Found property

Here is the fact pattern:

You see a person unintentionally drop an item without noticing that would fit in a person’s pocket. That person is walking on a public street, and you are behind them and pick up the item.

4 scenarios:

[ol]
[li]The person is well known and easily identifiable, and the item has a high amount of monetary value, > $10K[/li][li]The person is well known and easily identifiable, and the item has no monetary value, though it may have high personal value to the person who dropped it[/li][li]The person is unknown and the item has a high amount of monetary value, > $10K[/li][li]The person is unknown and the item has no monetary value, though it may have high personal value to the person who dropped it[/li][/ol]

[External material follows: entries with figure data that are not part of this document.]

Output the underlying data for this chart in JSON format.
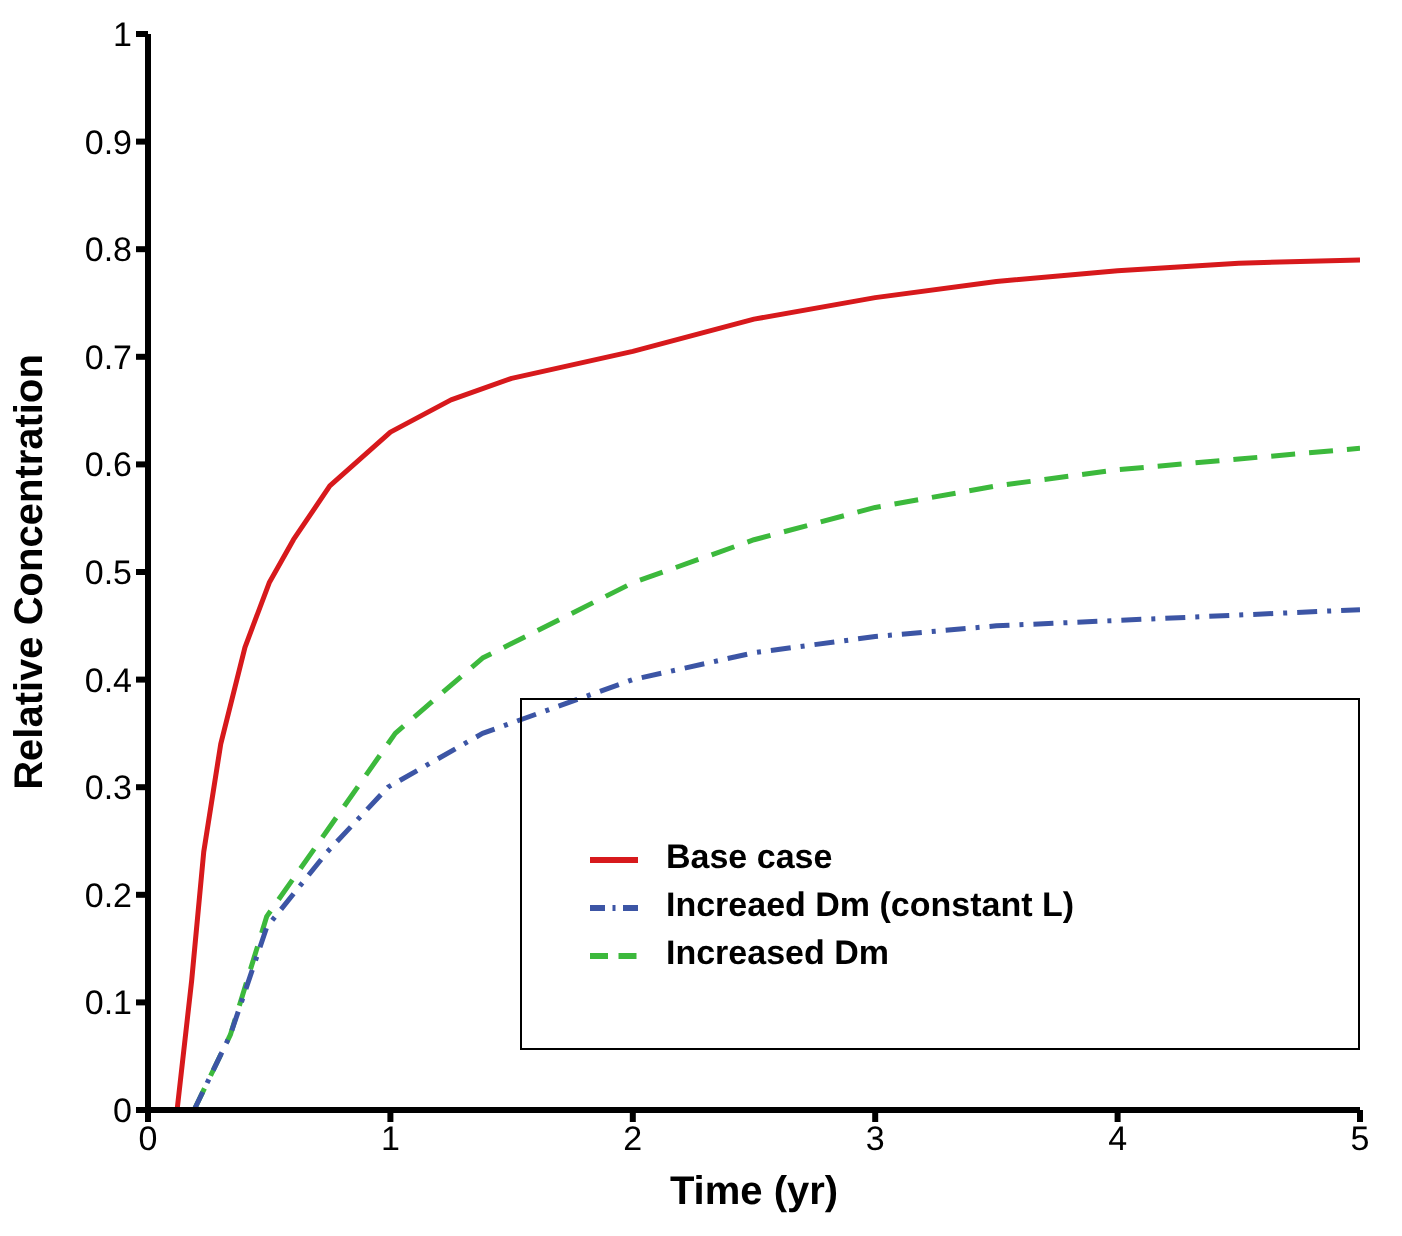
{
  "chart_data": {
    "type": "line",
    "xlabel": "Time (yr)",
    "ylabel": "Relative Concentration",
    "xlim": [
      0,
      5
    ],
    "ylim": [
      0,
      1
    ],
    "xticks": [
      0,
      1,
      2,
      3,
      4,
      5
    ],
    "yticks": [
      0,
      0.1,
      0.2,
      0.3,
      0.4,
      0.5,
      0.6,
      0.7,
      0.8,
      0.9,
      1
    ],
    "grid": false,
    "legend": "bottom right",
    "series": [
      {
        "name": "Base case",
        "color": "#d7191c",
        "line_style": "solid",
        "x": [
          0.12,
          0.18,
          0.23,
          0.3,
          0.4,
          0.5,
          0.6,
          0.75,
          1,
          1.25,
          1.5,
          2,
          2.5,
          3,
          3.5,
          4,
          4.5,
          5
        ],
        "values": [
          0,
          0.12,
          0.24,
          0.34,
          0.43,
          0.49,
          0.53,
          0.58,
          0.63,
          0.66,
          0.68,
          0.705,
          0.735,
          0.755,
          0.77,
          0.78,
          0.787,
          0.79
        ]
      },
      {
        "name": "Increased Dm",
        "color": "#3cb93c",
        "line_style": "dashed",
        "x": [
          0.19,
          0.34,
          0.49,
          0.74,
          1.02,
          1.38,
          2,
          2.5,
          3,
          3.5,
          4,
          4.5,
          5
        ],
        "values": [
          0,
          0.07,
          0.18,
          0.26,
          0.35,
          0.42,
          0.49,
          0.53,
          0.56,
          0.58,
          0.595,
          0.605,
          0.615
        ]
      },
      {
        "name": "Increaed Dm (constant L)",
        "color": "#3c55a5",
        "line_style": "dashdot",
        "x": [
          0.19,
          0.34,
          0.49,
          0.74,
          0.99,
          1.38,
          2,
          2.5,
          3,
          3.5,
          4,
          4.5,
          5
        ],
        "values": [
          0,
          0.07,
          0.17,
          0.24,
          0.3,
          0.35,
          0.4,
          0.425,
          0.44,
          0.45,
          0.455,
          0.46,
          0.465
        ]
      }
    ]
  }
}
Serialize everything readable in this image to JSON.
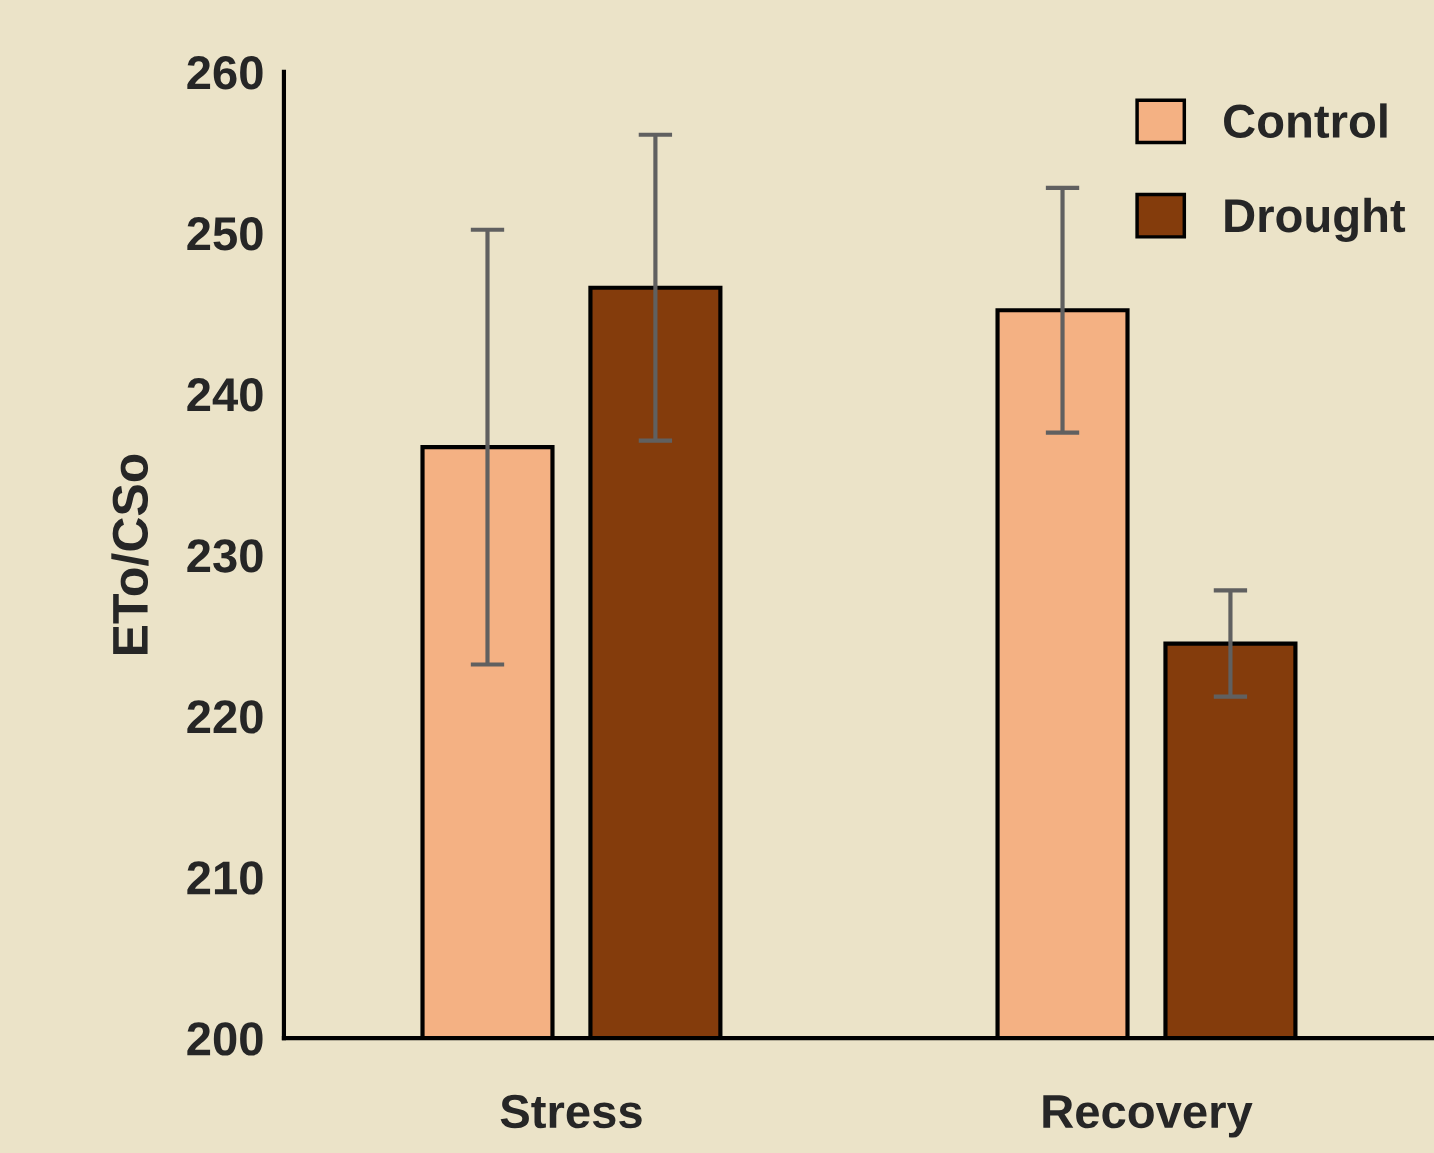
{
  "chart_data": {
    "type": "bar",
    "ylabel": "ETo/CSo",
    "categories": [
      "Stress",
      "Recovery"
    ],
    "series": [
      {
        "name": "Control",
        "color": "#f4b183",
        "values": [
          236.7,
          245.2
        ],
        "errors": [
          13.5,
          7.6
        ]
      },
      {
        "name": "Drought",
        "color": "#843c0c",
        "values": [
          246.6,
          224.5
        ],
        "errors": [
          9.5,
          3.3
        ]
      }
    ],
    "ylim": [
      200,
      260
    ],
    "yticks": [
      200,
      210,
      220,
      230,
      240,
      250,
      260
    ],
    "grid": false,
    "legend": "top right"
  }
}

In any of the above scenarios, does the person who finds the item have a legal duty/obligation to return the item? Can they sell it, keep it, dispose of it at their discretion?

No, the person cannot sell it, keep it, or dispose of it at their discretion.

See section C below, for one example.

RCW 9a.56.020

Theft by Finding.

In all four scenarios the person is obligated to try to return the property to the owner. The exact wording of the rulings or law can vary, but in every state it’s some flavor of ‘if the item reasonably doesn’t appear to be deliberately abandoned, you must make a reasonable effort to find the owner and return the item or its some kind of theft’. What exactly constitutes ‘reasonable’ can vary a lot, but in the OP you specified that the finder saw the person “unintentionally” drop the item so there’s no reasonable way to argue that the abandonment was deliberate, and the rightful owner is standing right in front of the finder so there’s no argument that it was unreasonably hard to locate him.

Note that you could simply ignore the item and walk by, you’re not required to get involved, just not allowed to take the item.

A friend of mine who worked in Saudi Arabia for a few years, mentioned that you could lose your wallet in the middle of the street and find it there the next day - nobody would dare pick it up because they could be accused of theft for holding it, and the penalties are pretty severe.

OTOH, the NYC cops were for a while running a scam where they would leave a wallet with money on a subway platform and arrest anyone who picked it up and appeared to be leaving with it.

I always give it to them, it’s not mine to keep.

Once I found a $10 bill on the floor of an unattended parking garage. There was no reasonable way to locate the owner with any reliability. If I had asked around, every person I asked would have said it was theirs. So it went in my pocket.

This seems the more dubious of the stories.
Even assuming this would not be entrapment, it seems quite a waste of police time.

Thanks for the answers. My question stemmed from the item that was seen dropping from Clinton while she headed away from the 9/11 memorial. Then I thought about if any various celebrity dropped something, what would or could happen to it.

The general law of Property in any jurisdiction I can think of says that ownership always remains with the original person. At least “in personam” ie. a higher right than any other person, except if it is an unlawful item.

True as reported here. And criticized for entrapment.

Yes, I saw several news stories about the subway-wallet bit; and not “stepped away for a few seconds” but an abandoned wallet lying on the ground. The person could have taken it and got on the train in a hurry, intending to turn it in at the destination. the police didn’t give them a chance.

It did seem like a severe waste of time and entrapment at least.

I wonder what would happen if I kicked the wallet onto the tracks? Probably get charged with littering?

Is this really entrapment though? Just because something exists in the world such that you can take it doesn’t seem like a high enough bar to escape prosecution. Where would you draw the line on this? Left your car unlocked and someone stole it? Locked your door but didn’t have a security system?

That seems a little thin as a defense. It doesn’t seem like it would rise to inducing an otherwise law abiding citizen to commit a crime.

Not that it makes it good police policy. Claiming that you were going to try call a number in the wallet, or taking it to the police station, seems that it would easily be enough reasonable doubt.

Does your wallet have your phone number in it? Email address? Mine doesn’t. If does have my address, on my license. There might be some clues to how to find someone. Simply taking lost property with you does not necessarily constitute theft. Grabbing money out of a purse left unattended for 30 seconds is obviously theft. Taking the whole wallet you found on the ground is not necessarily proof of intent to steal. They could be planning to return it in person. but instead, they get to pay thousands for a criminal lawyer to avoid getting a record, which depending on their career may disqualify them from ever having a job, convicted or not. It may simply be false arrest. in the article linked, the daughter opened the car door and looked in, at which point the mother was also arrested. Then we’re back to the problem that if the police need to embellish the details to ensure they are not in the wrong… who will disbelieve them over some arrested poor person?